Tipton Pool Builders offer how to hire a swimming pool contractor tips
Swimming pools are a major investment. They are an investment in money to have it constructed, money to keep it operational and time spent cleaning it and for the initial construction part of the project. Because a swimming pool installation project can run in the tens of thousands or even hundreds of thousands of dollars, you need to make certain you not only know what you want, how you will use the pool, but more importantly who will build it. Your pool contractor can make or break your project and can make it an enjoyable experience — if you choose wisely.
The swimming pool contractors from Tipton Pools share this list of seven items that you will want to have on a checklist when you are hiring a swimming pool contractor for your family’s project:
- Check out the pool builder’s website. Use that as your jumping off point when you’re narrowing down your pool contractor choices. Check their credentials. Make note of the projects they have completed; browse their photo gallery. Ask how long they’ve been in business and whether they hold any professional certifications.
- Ask for names, phone numbers and addresses of former clients with whom you can connect. A quality pool contractor will let you have access to this information.

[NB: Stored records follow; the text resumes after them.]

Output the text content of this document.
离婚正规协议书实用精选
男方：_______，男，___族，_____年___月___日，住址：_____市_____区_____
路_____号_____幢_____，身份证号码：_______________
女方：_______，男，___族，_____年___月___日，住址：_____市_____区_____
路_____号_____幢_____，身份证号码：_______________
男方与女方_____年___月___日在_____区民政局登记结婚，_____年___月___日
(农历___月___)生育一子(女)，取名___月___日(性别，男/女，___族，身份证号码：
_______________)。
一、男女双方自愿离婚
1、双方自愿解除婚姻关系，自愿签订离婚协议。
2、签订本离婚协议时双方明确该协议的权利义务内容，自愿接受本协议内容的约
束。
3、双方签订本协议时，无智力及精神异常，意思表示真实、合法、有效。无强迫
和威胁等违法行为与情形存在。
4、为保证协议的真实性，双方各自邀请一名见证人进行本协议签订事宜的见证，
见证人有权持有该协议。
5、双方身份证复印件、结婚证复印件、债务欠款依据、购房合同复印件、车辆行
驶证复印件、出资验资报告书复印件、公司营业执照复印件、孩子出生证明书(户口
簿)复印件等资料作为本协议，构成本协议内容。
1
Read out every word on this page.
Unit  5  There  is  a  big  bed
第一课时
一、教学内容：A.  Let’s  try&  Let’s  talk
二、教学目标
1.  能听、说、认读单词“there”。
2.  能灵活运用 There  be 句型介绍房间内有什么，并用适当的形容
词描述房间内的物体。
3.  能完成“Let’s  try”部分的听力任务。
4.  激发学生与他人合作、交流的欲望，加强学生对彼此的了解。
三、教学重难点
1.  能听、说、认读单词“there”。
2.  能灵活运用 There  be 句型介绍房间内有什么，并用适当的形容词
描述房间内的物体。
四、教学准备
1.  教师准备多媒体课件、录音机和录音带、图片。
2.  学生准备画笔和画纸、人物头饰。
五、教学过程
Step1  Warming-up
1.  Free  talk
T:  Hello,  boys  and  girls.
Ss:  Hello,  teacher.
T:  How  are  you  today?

- Visit the pool contractor’s showroom. Browse his portfolio and listen to how the builder and his employees interact with one another and with other clients.
- Get everything in writing; especially as it relates to building materials, prices, warranties, time lines, follow up, landscaping and what will go into the overall pool construction package.
- Don’t work with a pool contractor who makes you feel pressured to sign the contract right now! If there is anything you don’t understand, ask him to explain it to you until you are clear.
- Is he a member of any trade organizations? Does he have any online reviews for work he’s completed? Is he a member of the Better Business Bureau? Have there been any complaints filed against him?
- A contractor that asks for full payment up front is not someone with whom you want to work. A portion of the price of the contract up front is the typical way of doing business, full payment up front is not. The contract you sign should spell out the payment amounts and time frames.
Begin your swimming pool contractor search by asking friends and family who they used and what their experience was. Also, go with your gut. You will be spending a lot of time with your contractor and you want the relationship to be a pleasant, professional one.